A escrita em verso de Samuel Beckett (1906-1989) está presente desde o início de sua obra literária e o acompanha ao longo de toda a trajetória até seu último texto, escrito já no leito de hospital. Ela não é, como afirmam alguns, apenas um “laboratório” de sua prosa: funciona antes como lugar de condensação de uma série de referências pessoais e literárias, por meio das quais o autor vai dando tratos à própria concepção de literatura.
Nos versos de Beckett, observamos a recusa da postura poética autocomplacente e a exploração dos desvios da elegância convencional, dando livre curso à matéria baixa, ao humor ácido, ao jogo de palavra e à “gagueira” (como diz Deleuze) estilística. Estão aí em jogo tanto uma sensibilidade muito viva em relação ao drama (ao “absurdo”) existencial, quanto a contínua militância contra a estupidez humana, em suas diversas manifestações.
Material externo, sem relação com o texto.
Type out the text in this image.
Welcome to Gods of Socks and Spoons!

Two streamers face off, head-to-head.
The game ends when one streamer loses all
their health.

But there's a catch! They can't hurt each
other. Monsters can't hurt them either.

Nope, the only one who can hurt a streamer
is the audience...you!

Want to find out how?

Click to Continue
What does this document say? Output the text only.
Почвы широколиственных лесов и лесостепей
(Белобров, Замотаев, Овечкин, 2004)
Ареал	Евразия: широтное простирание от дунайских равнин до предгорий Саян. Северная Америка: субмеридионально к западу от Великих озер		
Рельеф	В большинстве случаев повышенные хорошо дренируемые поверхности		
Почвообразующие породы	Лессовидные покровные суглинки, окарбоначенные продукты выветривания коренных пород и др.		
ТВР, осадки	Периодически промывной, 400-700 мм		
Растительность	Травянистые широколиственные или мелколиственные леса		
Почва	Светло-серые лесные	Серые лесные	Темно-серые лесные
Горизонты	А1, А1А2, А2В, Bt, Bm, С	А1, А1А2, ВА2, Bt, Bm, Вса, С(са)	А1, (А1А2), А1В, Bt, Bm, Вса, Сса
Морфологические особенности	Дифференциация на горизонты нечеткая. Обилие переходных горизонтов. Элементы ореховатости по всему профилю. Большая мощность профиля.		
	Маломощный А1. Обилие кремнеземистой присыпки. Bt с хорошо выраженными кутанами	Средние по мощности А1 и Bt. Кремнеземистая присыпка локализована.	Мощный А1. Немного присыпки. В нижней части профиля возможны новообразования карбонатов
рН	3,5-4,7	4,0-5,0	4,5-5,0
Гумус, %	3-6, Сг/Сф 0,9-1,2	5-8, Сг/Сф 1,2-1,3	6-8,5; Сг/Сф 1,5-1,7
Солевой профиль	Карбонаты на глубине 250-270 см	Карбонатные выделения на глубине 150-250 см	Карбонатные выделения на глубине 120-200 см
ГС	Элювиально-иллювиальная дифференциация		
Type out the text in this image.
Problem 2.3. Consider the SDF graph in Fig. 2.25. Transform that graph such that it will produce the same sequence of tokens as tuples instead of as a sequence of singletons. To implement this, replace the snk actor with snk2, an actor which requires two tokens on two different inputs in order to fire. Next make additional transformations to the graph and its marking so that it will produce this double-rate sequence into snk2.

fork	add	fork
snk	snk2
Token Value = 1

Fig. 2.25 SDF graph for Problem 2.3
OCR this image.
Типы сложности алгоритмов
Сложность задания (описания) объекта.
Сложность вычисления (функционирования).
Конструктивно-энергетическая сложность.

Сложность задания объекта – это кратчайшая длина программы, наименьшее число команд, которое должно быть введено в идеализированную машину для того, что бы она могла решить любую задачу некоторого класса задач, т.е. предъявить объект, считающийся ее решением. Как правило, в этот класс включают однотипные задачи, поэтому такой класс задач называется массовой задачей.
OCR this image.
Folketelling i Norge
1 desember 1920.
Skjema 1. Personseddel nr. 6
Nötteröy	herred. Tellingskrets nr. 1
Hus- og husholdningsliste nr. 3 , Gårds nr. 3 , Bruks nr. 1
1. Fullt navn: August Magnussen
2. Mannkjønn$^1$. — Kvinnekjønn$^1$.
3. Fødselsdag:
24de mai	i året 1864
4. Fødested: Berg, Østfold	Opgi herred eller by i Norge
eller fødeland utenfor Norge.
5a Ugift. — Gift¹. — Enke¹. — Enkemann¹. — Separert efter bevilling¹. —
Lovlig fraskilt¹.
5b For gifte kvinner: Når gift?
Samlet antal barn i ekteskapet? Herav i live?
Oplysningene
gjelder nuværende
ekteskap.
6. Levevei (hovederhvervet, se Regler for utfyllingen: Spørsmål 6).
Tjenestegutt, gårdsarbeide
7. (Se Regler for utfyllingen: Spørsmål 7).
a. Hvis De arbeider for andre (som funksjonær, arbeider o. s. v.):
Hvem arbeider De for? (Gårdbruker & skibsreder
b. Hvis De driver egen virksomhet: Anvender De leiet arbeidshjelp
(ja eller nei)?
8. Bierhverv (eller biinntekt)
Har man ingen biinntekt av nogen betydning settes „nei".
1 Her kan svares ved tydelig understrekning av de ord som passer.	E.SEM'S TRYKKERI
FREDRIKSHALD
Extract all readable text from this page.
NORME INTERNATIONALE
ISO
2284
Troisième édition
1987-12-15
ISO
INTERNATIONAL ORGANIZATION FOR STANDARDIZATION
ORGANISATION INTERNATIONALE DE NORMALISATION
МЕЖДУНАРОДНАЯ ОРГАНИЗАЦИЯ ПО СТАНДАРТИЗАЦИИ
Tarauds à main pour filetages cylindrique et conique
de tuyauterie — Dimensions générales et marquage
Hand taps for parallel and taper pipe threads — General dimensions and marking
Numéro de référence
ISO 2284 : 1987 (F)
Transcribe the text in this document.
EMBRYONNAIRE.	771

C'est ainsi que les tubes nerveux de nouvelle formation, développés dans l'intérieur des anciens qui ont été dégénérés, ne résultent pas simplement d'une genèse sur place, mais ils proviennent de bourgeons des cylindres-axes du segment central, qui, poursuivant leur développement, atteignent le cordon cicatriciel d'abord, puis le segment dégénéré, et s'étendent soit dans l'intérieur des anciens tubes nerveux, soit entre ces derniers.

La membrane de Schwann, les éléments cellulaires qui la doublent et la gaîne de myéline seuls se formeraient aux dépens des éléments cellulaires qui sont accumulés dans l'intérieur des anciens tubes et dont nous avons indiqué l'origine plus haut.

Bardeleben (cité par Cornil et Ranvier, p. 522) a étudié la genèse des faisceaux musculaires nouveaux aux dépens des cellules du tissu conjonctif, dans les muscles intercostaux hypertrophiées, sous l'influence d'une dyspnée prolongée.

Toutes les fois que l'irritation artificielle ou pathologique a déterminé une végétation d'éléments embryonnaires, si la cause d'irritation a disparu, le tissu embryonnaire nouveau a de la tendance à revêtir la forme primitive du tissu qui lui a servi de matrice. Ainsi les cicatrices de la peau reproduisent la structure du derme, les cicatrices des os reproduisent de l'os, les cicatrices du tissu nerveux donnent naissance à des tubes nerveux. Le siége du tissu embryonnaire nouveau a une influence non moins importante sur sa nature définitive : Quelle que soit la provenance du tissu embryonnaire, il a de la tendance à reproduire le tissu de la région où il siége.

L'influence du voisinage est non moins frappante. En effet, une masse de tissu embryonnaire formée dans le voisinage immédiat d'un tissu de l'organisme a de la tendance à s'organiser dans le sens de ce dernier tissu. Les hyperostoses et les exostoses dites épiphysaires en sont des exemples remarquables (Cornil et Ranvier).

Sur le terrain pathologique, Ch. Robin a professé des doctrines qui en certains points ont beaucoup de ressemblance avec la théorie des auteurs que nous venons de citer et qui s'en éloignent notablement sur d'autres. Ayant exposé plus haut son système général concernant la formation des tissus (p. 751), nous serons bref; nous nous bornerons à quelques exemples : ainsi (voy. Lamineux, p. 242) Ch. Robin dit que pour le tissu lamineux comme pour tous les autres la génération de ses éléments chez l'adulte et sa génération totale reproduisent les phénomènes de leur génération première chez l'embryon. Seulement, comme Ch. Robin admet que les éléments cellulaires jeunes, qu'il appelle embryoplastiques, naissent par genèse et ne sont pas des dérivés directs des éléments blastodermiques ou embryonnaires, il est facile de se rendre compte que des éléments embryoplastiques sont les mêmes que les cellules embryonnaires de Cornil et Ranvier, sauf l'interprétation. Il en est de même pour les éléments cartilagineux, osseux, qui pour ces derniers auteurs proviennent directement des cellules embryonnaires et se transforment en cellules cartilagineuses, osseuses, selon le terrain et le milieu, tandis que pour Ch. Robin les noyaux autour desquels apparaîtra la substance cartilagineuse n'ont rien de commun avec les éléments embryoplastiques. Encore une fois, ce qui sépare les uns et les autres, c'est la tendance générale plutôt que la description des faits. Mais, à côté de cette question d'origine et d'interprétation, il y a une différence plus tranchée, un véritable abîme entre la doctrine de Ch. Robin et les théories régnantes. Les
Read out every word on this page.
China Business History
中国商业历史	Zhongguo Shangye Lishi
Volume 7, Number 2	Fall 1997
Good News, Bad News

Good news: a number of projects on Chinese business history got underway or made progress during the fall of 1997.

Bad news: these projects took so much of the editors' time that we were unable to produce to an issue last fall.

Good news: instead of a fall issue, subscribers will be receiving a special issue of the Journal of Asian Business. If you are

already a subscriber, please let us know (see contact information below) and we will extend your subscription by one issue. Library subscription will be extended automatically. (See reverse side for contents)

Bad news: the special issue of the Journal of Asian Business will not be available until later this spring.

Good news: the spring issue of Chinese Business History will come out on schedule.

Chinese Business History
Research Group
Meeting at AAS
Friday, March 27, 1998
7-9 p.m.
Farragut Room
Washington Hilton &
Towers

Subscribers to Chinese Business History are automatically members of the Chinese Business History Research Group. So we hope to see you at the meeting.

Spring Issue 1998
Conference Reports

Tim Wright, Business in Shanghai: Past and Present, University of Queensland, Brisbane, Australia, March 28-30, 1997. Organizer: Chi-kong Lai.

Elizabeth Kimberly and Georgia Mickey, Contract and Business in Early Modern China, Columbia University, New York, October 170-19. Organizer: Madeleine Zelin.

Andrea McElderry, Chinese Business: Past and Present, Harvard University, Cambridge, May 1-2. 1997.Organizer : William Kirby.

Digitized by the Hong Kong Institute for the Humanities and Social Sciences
Beckett, como se sabe, é um dos raros autores que realiza ele próprio a tradução de vários de seus livros, construindo uma obra em francês e em inglês. Desafia, assim, a ideia de “original” e faz da relação entre idiomas um aspecto não acessório, mas integrado ao sentido da experiência literária. Como não podia deixar de ser, a prática está também na produção em versos, mostrando como a tradução é um tipo de escrita e, inversamente, como a escrita já é uma forma de tradução – isto é, que o interesse da escrita não está em sua singularidade estável, intocável, mas no gesto do transitar e do desdobrar, de um ter lugar em corpo e experiência.